The Michigan Catastrophic Claims Association’s (MCCA) just announced fee decrease (attached) underscores the importance of staying the course on auto no-fault reform and ensuring a critical piece of the reform puzzle, a medical fee schedule, takes effect on July 2, 2021.

“Special interests, who have overcharging accident victims for years and have profited the most from the status quo, are trying to upend historic reforms to the state’s auto no-fault law through legislation like HB 5858 and SB 1233 and rob consumers of the savings they deserve,” said Erin McDonough, executive director of the Insurance Alliance of Michigan. “It’s critical for the Legislature to allow these reforms, which were passed with bipartisan support, to take effect so consumers can take full advantage of the benefits of this new law now and in the future.”

Beginning next summer, the per-vehicle for drivers choosing unlimited, lifetime medical benefits will be $86 — down from $100. Drivers who choose other levels of coverage will continue to pay $0. The decrease, the second in two years, marks a 60% drop since reforms took effect 2019.

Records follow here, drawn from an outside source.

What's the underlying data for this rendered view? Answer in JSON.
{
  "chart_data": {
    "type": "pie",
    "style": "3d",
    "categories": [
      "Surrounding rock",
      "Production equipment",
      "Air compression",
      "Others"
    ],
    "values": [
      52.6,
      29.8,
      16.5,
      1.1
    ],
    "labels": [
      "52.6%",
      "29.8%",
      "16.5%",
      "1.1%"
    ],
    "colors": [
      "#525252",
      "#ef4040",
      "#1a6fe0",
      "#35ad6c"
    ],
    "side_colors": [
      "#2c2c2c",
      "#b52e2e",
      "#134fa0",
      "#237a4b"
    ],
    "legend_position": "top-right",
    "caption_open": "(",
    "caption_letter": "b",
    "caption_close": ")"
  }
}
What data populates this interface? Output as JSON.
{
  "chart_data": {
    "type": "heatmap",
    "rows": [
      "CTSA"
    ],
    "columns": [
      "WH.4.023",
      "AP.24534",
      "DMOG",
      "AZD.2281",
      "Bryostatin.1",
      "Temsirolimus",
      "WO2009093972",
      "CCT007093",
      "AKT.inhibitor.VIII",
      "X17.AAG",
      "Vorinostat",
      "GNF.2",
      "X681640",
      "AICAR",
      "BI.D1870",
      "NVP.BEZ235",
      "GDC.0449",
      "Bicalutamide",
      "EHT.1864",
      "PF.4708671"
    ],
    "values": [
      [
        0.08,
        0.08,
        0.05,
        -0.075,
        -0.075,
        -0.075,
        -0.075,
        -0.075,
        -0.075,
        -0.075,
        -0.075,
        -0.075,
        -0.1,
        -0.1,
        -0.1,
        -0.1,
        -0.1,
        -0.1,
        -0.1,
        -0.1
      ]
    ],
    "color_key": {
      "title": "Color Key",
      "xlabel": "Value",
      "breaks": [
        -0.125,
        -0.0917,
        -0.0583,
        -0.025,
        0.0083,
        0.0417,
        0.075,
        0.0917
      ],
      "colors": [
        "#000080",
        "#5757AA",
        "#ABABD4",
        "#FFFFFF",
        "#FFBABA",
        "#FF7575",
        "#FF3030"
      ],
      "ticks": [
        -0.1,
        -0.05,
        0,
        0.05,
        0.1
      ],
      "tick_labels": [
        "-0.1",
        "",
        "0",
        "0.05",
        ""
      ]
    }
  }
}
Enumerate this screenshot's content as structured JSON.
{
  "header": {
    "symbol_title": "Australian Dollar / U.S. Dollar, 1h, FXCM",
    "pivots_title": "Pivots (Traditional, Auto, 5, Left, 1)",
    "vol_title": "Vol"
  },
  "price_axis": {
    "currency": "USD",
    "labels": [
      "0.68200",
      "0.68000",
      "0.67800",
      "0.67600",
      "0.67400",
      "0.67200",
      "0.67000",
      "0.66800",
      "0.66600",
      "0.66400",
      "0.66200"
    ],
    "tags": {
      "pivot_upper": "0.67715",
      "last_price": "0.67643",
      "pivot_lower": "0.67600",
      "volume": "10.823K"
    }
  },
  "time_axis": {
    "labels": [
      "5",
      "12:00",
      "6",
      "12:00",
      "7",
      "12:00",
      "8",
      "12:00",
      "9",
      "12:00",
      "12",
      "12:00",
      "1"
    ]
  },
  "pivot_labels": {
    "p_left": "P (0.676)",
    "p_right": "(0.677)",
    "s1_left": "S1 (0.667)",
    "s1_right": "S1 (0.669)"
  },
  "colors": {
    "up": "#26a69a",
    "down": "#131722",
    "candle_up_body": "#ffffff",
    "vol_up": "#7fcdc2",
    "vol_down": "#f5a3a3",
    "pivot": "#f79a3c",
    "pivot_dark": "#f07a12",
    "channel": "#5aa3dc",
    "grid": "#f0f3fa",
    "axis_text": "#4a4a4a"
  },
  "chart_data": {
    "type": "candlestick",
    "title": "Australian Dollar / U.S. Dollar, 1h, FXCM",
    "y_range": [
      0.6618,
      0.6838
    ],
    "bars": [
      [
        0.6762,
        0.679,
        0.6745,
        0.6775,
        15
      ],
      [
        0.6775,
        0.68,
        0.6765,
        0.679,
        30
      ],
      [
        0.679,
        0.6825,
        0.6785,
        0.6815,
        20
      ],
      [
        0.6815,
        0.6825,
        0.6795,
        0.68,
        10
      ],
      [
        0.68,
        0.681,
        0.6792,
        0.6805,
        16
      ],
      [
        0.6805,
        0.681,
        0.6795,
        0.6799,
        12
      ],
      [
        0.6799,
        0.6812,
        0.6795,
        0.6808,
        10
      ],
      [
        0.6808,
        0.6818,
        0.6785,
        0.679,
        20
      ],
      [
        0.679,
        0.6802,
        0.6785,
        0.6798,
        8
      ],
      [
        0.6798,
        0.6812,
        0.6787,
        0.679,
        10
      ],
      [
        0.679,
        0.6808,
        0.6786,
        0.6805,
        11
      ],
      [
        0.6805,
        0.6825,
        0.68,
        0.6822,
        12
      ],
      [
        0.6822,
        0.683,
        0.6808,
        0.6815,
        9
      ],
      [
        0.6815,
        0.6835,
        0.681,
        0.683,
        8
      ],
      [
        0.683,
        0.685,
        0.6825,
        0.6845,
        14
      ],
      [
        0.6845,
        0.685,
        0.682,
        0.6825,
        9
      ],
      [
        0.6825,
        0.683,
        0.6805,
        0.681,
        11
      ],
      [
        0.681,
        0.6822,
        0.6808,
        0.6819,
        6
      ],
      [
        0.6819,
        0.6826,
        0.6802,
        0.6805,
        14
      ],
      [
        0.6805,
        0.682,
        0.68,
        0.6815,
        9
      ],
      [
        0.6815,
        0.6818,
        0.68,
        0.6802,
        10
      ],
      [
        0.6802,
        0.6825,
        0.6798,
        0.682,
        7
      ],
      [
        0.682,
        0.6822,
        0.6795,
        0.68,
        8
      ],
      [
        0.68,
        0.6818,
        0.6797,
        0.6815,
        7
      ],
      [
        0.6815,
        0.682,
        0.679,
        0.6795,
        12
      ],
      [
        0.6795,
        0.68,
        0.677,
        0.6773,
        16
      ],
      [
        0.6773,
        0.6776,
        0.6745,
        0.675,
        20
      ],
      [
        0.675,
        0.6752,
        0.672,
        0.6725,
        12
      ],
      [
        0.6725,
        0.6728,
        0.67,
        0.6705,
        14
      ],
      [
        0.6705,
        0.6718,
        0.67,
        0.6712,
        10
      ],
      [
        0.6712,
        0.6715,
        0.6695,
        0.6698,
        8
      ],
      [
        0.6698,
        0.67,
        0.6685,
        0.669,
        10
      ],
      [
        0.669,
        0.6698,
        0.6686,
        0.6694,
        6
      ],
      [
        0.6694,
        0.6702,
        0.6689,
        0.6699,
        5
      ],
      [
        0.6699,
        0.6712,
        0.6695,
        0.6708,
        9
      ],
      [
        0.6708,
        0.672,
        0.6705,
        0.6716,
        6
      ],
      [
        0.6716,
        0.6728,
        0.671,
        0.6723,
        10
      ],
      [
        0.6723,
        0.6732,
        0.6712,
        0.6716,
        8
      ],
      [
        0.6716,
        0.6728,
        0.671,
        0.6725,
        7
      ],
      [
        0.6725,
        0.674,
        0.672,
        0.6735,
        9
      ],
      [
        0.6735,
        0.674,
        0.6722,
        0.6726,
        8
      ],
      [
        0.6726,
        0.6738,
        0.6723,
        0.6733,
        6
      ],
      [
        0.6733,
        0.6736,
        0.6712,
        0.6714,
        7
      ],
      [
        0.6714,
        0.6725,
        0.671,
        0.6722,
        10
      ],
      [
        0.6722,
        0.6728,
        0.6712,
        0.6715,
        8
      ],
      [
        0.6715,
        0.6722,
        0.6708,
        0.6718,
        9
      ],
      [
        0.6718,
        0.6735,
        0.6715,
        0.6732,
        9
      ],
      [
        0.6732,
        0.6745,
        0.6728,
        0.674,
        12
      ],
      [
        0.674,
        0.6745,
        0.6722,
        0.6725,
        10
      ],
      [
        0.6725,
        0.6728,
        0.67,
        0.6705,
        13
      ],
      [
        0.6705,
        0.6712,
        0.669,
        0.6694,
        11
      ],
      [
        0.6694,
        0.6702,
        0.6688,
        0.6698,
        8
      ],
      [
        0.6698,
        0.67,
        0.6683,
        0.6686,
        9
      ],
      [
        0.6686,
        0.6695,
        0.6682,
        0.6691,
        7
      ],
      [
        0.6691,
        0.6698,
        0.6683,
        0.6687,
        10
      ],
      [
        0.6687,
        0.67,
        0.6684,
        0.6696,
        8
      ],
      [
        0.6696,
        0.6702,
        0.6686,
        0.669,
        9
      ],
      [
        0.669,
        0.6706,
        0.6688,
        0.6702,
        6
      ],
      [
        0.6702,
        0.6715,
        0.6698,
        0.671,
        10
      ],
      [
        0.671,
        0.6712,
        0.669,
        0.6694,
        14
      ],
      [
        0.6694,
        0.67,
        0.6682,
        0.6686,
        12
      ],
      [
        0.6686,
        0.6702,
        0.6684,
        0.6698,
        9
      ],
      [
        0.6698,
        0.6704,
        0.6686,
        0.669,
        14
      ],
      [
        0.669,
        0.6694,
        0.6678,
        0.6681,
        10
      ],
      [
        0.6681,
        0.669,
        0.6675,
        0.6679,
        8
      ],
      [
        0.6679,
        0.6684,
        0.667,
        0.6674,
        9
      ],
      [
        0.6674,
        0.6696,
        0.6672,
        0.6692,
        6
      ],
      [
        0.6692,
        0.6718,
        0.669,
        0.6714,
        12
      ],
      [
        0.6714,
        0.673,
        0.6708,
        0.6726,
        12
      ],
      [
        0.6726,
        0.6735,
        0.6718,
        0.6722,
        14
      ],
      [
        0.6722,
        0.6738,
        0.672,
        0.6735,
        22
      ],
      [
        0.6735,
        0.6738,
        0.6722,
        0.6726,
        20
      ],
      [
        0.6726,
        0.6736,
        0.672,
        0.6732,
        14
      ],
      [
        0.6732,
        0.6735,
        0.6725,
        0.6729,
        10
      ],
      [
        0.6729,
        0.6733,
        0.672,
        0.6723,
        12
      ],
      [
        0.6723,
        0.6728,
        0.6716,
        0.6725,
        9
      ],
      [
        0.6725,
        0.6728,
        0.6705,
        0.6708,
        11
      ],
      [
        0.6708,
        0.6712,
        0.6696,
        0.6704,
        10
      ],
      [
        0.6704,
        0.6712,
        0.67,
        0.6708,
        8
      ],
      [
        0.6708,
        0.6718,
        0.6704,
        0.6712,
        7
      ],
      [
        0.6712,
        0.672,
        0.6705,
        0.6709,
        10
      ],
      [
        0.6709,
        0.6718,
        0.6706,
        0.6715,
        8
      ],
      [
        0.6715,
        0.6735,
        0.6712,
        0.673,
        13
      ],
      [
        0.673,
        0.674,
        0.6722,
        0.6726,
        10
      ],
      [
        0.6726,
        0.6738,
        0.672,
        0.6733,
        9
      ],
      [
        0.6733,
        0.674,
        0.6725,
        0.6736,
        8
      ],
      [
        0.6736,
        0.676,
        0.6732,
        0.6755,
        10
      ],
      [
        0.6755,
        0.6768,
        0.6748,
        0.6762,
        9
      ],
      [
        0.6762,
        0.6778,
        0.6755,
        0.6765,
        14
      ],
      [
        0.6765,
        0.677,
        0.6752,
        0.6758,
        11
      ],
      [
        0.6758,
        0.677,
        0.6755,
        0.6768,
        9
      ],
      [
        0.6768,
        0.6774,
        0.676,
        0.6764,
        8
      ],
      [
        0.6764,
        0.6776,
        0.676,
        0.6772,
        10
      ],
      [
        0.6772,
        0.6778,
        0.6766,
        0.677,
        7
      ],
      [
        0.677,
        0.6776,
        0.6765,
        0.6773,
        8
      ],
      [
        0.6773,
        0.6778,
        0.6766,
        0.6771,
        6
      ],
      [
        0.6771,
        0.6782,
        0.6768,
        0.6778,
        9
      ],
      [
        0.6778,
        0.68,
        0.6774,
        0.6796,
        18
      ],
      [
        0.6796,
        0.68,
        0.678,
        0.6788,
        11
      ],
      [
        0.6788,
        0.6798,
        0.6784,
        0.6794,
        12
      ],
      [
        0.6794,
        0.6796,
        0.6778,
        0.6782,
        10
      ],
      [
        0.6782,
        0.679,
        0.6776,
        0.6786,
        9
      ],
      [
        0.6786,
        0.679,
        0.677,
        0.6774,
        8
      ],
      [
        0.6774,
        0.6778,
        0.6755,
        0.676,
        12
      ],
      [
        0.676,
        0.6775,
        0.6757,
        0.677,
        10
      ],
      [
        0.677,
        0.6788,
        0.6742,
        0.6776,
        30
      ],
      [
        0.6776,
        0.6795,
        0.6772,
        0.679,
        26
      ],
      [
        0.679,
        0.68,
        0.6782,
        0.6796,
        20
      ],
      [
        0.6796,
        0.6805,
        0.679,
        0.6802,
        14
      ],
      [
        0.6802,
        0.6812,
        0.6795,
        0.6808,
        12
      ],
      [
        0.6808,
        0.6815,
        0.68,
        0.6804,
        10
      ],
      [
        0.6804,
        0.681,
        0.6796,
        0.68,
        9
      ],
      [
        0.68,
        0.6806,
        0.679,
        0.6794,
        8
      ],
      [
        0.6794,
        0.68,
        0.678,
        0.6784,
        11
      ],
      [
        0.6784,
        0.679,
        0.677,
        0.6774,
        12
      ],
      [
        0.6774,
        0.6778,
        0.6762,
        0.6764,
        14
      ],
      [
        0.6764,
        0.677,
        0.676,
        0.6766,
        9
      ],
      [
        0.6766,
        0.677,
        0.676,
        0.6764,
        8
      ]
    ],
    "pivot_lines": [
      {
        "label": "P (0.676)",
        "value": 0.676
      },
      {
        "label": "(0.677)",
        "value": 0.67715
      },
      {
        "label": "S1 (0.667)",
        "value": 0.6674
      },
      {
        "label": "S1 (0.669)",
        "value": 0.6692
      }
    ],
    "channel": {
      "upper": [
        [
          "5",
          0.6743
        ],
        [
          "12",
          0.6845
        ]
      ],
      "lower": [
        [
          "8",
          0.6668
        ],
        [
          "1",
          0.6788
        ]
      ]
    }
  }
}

For decades, hospitals and brain injury clinics have been routinely charging three- and four-times more for medical procedures if someone was injured in a car accident. This dramatic overcharging will be reined in by a new fee schedule for medical services, which takes effect in July of 2021.

According to a blistering investigative report from the Detroit Free Press, an MRI at a medical clinic in Metro Detroit cost $500 under Medicare, but the same MRI at the same facility and with the same type of machine will cost an auto insurer $5,300.

“We’re hearing from drivers across the state who are saving hundreds and even thousands of dollars on their auto insurance premiums under the state’s new law. We urge lawmakers in both parties to let these reforms continue working and push back on special interests who want to turn the clock back on these historic reforms,” McDonough said. “Undoing these reforms would create more economic uncertainty for Michiganders at a time when they can least afford it.”

The MCCA’s per-vehicle fee covers the cost of medical care of people catastrophically injured in a car accident. The MCCA oversees the fund, which reimburses auto insurance companies for the cost of medical care when it exceeds a certain amount, which is currently $580,000.